The retired educator and administrator who has spent most of her life in the county had already served as one of three commissioners for two terms before she stepped aside for two years, as is required by state statute.

Then, late last year, a vacancy for the seat was created by the death of Commissioner Tommy Nelson. So Jackson said “[I] threw my scarf into the ring” and applied to fill the opening. Then, New Mexico’s governor chose her.

Jackson, a retired educator and administrator both with the Navajo Nation and Gallup-McKinley County Schools District, could not answer the question of how she felt about the appointment without reflecting on the circumstances.

“I’m very sad that he passed and I’m looking into what projects, what priorities he may have made or was in the process of completing, so I’m going to try to assist in that manner,” she said.

To her constituents, she pledged to continue the work she had been doing on county roads, as well as alcohol and drug addiction, while not forgetting the new priority: COVID-19.

Within the last month, the county commissioners borrowed and budgeted money from McKinley’s general fund for two grants awarded from the state: McKinley County CARES Act Local Government Grant ($16.1 million) and McKinley County Small Business Grant ($2.4 million).

But there’s so much more county commissioners can do to address the pandemic, Jackson said. This includes providing educational outreach to residents “who are hesitant” to receive the vaccines available; providing more support to COVID-19 vaccination sites; and making sure teachers get vaccinated, like health care workers.

School districts throughout the state, including GMCS, return to some in-person learning on Feb. 9.

Aside from tackling the coronavirus, Jackson’s top priorities include improving roads, about three-quarters of which are in “very poor condition.”

“Roads lead to everything: health [care], education, employment,” she said. “If there is a lack of roads, it makes it extremely hard for us.”

Speaking of roads, Jackson added, “rural addressing” is another priority of hers.

“Because we don’t have roads named, we’re not on the map,” she said. “I myself live in a very rural area over a mile from my house to the highway. I have to deal with the mud and snow and all of those things. If we need emergency services or law enforcement, many times they can’t find us, so we need that addressed.”

Counties can’t name roads; only states can. However, Jackson hopes to use her clout as a commissioner to jumpstart talks on the subject between McKinley County, the Navajo Nation and New Mexico.

Other issues Jackson would like to see “come to fruition” over the next two years are related to alcohol abuse and drug addiction. The county sponsors or is involved in some way with numerous programs related to those issues, be it Battered Families Services or the Hotel Wellness Program.

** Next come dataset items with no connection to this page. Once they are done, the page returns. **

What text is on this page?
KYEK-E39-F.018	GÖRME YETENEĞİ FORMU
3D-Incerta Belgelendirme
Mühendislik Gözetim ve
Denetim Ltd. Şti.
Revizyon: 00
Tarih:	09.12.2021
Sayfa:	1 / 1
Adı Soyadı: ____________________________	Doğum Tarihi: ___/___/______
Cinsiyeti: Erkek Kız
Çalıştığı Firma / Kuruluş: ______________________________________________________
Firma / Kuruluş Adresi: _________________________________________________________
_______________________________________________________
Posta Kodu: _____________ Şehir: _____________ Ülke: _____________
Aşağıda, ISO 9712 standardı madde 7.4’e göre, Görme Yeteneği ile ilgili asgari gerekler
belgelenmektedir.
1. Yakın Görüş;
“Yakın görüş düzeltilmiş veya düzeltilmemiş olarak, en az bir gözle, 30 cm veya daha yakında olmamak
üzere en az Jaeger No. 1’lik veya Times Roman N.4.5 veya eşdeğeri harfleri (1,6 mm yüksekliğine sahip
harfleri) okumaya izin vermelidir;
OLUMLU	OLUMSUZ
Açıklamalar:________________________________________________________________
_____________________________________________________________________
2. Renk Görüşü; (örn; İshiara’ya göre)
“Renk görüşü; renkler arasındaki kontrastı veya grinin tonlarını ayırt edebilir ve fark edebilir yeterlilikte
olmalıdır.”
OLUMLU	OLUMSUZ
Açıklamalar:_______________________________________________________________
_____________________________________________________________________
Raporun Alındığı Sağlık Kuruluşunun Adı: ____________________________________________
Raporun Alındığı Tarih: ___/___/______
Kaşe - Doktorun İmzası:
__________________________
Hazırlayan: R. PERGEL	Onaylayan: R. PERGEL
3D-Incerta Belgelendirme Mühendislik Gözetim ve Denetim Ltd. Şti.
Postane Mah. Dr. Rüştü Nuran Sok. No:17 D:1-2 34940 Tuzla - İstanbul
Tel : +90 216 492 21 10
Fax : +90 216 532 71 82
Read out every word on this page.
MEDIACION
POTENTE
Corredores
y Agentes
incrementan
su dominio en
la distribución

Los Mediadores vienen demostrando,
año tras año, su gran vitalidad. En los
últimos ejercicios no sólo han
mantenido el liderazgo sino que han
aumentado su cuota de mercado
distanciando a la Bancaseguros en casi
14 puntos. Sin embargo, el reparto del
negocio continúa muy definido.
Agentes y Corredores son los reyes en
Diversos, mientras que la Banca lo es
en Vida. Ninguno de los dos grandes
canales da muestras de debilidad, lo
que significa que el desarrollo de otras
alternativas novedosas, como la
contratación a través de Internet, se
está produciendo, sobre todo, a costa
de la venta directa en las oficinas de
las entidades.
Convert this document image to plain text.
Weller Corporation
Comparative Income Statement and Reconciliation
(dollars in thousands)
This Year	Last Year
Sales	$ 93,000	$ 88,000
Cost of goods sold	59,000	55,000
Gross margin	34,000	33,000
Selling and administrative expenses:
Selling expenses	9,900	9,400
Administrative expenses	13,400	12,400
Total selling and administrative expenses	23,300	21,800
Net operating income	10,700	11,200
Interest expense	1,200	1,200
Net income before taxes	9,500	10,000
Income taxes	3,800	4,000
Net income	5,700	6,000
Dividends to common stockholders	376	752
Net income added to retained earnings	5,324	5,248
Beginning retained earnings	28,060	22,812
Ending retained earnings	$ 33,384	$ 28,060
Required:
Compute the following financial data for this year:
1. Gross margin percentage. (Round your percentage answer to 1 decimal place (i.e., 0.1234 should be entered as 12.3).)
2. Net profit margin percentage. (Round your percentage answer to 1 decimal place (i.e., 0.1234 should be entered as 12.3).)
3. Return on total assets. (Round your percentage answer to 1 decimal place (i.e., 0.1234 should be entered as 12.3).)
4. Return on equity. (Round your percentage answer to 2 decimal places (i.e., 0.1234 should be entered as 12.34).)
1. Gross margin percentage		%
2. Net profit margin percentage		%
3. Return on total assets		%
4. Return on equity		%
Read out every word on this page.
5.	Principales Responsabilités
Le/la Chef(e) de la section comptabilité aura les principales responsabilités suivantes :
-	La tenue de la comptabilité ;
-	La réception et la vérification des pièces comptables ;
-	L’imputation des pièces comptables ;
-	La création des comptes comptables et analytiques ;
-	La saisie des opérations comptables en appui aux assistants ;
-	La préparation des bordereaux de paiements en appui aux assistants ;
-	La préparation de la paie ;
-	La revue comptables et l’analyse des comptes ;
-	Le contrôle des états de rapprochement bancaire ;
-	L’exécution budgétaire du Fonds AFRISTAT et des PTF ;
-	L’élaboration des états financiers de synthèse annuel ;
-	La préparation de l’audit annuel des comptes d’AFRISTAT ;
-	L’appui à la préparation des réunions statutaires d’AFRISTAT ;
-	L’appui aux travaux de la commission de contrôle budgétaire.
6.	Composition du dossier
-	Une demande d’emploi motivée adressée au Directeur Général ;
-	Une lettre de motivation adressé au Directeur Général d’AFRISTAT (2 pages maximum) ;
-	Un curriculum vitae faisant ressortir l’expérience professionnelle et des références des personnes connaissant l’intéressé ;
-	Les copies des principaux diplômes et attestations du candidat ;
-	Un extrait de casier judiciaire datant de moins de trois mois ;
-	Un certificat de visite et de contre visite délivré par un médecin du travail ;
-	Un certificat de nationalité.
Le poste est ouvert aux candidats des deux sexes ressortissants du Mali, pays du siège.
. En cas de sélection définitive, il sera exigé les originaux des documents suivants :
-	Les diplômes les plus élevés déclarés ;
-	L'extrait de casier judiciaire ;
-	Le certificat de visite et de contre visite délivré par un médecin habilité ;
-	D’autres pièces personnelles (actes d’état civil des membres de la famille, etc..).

Though she did not name specific programs, the new commissioner would like to either pull them together or combine funding in one way or another. Jackson called the current approach “hit and miss” because “everyone is doing their own thing with their own program.”

Whatever the case, “We have to address the mental, the emotional and the physical needs of our people,” she said.

Jackson was born in Arizona, but considers Tse Bonito, N.M., where she currently resides, her life-long home.

With her appointment now official, she joins two other county commissioners: Billy Moore (Dist. 1) and Robert Baca (Dist. 3).

Moore applauded Jackson’s ascent to the commission, noting what it was like for the last three months without Nelson.

“Two commissioners could get things done, but it’s a lot more difficult,” he said.

Jackson will bring experience from her previous years of service on the board, which will “be a big plus,” according to Moore.

“A lot of things change,” over the years, he noted. “So you have to get back up to speed and move on. The key is all of us working together for the citizens of McKinley County.”